Rasa 40 - S2

152 16 11
                                    

Minggu pagi aku bangun ketika matahari sudah ada di atas pohon.  Malam itu aku tidur ditinggal di depan tv sendirian sementara bapak dan ibuku tidur di kamar.

Awalnya aku dibangunkan untuk diajak ke kamar tapi aku sudah terlanjur berat dan slay di kasur itu sehingga membiarkan diri sendirian di depan tv.

Aku tidak bisa tidur di kamarku sendiri karena belum dibersihkan dan kasurnya basah akibat atap bocor yang tidak diketahui selama beberapa hari.

...

Ketika aku bangun, suasana sudah sangat terang akibat cahaya matahari menembus kaca jendela.

Suara bapak dan ibuku di dapur sedang berbincang entah apa yang dibicarakan.

Aku selalu terbiasa duduk terlebih dahulu selama beberapa menit, baru beranjak dari kasur untuk membersihkan badan.

Kulihat bapak mondar mandir mencari sesuatu sebelum siap siap berangkat ke pasar kota.

👨🏻Cepat kamu mandi, keburu pakde datang.

Ucapnya saat aku duduk di kursi dapur menatap hari yang sudah berganti.

Setelah nyawa benar benar terkumpul, aku langsung mandi pagi dengan segar dan bersih.

Tak lama setelah aku mandi, pakde yang akan menjadi sopir kami pun sudah datang.  Ia berpakaian selayaknya sopir dengan gagah dan rapi.

Aku sibuk dengan diri sendiri dan tidak tanggal dengan yang mereka bicarakan.  Tahu tahu sudah siap berangkat.

Tak mau ketinggalan gaya, aku menggunakan sepatu pemberian mas Agus dengan ku padukan celana panjang hitam dan kaos hitam bergaris garis putih di bagian dada.

Tapi aku paling tidak suka menggunakan kaca mata.  Entah kaca mata buat mataku yang minus, atau hanya gaya gayaan aja, semua aku tak suka.

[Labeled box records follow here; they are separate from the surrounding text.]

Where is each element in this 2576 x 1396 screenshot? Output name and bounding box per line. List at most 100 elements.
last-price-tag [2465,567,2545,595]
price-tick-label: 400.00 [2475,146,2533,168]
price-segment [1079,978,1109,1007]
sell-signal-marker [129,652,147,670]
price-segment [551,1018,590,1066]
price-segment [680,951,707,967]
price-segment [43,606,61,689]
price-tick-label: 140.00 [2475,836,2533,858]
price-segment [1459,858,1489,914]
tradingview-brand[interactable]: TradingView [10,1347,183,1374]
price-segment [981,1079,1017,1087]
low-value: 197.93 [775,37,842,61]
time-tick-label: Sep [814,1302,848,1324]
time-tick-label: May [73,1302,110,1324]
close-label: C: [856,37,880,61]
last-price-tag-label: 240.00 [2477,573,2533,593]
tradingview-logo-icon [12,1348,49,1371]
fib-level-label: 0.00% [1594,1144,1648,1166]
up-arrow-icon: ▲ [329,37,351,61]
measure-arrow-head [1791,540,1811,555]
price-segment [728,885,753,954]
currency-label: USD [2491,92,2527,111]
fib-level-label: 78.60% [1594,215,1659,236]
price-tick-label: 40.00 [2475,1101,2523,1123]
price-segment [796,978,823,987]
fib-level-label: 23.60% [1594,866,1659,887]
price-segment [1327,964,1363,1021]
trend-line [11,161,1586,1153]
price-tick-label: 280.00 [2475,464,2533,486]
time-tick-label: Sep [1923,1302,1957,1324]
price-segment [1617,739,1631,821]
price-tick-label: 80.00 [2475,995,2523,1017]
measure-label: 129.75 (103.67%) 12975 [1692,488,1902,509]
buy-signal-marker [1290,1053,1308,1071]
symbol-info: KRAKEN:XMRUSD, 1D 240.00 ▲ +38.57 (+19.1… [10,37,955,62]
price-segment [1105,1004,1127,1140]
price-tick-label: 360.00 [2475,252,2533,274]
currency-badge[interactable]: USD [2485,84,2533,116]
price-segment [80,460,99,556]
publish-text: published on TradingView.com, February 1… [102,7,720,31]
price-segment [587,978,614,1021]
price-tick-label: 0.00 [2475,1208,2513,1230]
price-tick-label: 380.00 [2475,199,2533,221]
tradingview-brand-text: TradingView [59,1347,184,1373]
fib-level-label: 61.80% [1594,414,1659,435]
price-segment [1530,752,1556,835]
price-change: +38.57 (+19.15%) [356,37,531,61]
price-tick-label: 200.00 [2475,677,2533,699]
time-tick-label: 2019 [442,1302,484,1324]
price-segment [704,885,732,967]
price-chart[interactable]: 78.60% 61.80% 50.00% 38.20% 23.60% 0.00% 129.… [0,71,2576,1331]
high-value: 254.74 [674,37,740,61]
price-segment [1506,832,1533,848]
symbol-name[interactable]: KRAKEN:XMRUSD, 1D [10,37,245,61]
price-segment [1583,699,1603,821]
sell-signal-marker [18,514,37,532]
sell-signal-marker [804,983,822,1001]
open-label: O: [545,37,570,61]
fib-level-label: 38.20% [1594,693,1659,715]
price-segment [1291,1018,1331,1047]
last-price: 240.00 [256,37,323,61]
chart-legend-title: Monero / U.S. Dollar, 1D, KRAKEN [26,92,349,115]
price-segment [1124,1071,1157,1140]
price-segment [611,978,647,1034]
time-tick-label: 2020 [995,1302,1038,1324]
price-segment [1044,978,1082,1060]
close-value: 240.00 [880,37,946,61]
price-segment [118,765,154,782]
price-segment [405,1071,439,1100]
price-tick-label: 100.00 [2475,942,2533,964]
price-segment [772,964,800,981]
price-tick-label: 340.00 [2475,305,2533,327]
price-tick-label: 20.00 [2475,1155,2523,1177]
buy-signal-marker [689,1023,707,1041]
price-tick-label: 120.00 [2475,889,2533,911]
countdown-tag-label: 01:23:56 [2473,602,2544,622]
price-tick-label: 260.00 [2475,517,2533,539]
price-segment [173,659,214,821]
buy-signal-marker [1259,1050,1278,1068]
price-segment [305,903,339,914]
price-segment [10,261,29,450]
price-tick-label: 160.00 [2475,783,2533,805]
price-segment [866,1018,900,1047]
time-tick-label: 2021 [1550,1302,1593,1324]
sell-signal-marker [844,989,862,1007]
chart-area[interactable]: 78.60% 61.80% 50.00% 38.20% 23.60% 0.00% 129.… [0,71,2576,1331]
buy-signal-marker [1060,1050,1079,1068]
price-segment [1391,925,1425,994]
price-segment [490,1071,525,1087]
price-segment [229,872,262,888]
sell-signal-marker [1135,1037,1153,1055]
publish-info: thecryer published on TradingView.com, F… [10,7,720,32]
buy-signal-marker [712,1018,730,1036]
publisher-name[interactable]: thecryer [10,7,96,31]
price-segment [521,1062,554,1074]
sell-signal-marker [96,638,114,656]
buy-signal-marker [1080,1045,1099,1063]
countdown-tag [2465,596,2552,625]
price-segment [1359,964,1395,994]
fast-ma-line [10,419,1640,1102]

Makanya, walaupun aku punya kacamata untuk mataku yang minus, tapi sangat jarang ku pakai.

Mungkin kalau aku lagi mengerjakan sesuatu dirumah yang membutuhkan penglihatan dengan normal sehingga aku butuh kacamata itu.  Selebihnya, dia hanya jadi kepunyaan aja.

...
...

Setelah mesin dipanasi, kamu pun berangkat, aku juga sempat ribet karena tidak mau disuruh duduk di depan, tapi akhirnya aku ngalah dan duduk di depan bersama pakde sang sopir. Bapak memilih duduk di belakang.

Saat itu juga aku baru melihat lihat dengan detail tentang interior kendaraan bapak itu.

Cukup jauh beda dengan punya mas Agus.
😁

Biasanya aku duduk dengan santuy dan lega.  Bagian atap juga jauh dari kepala. Kali ini rasanya kayak pake payung.  Lumayan dekat dengan kepala.

Bagian penglihatan ke depan juga cukup luas dan lebih jelas karena kap depan tak setinggi dan selebar biasanya aku naik milik mas Agus.

Entah kenapa di otakku malah membandingkan dengan punya mas Agus terus.  Bahkan bagian jog juga lebih keras dan kasar.
😁

Apa sih ini.
Tinggal lihat, tinggal naik, malah dibanding bandingkan.

Tapi bagaimana ya...

Namanya juga manusia yang selalu punya referensi luas tak terbatas.  Bagi orang lain sangat memuaskan belum tentu bagi kita terlihat bagus.

Sebagus bagusnya benda di dunia, pasti ada aja kekurangannya.  Maklum lah. Mata kita memiliki dimensi yang banyak dan imanjinasi kita juga tidak ada batasannya.

...

Pakde yang memiliki profesi sebagai sopir, tentunya sangatlah menguasai perjalanan ke kota maupun desa.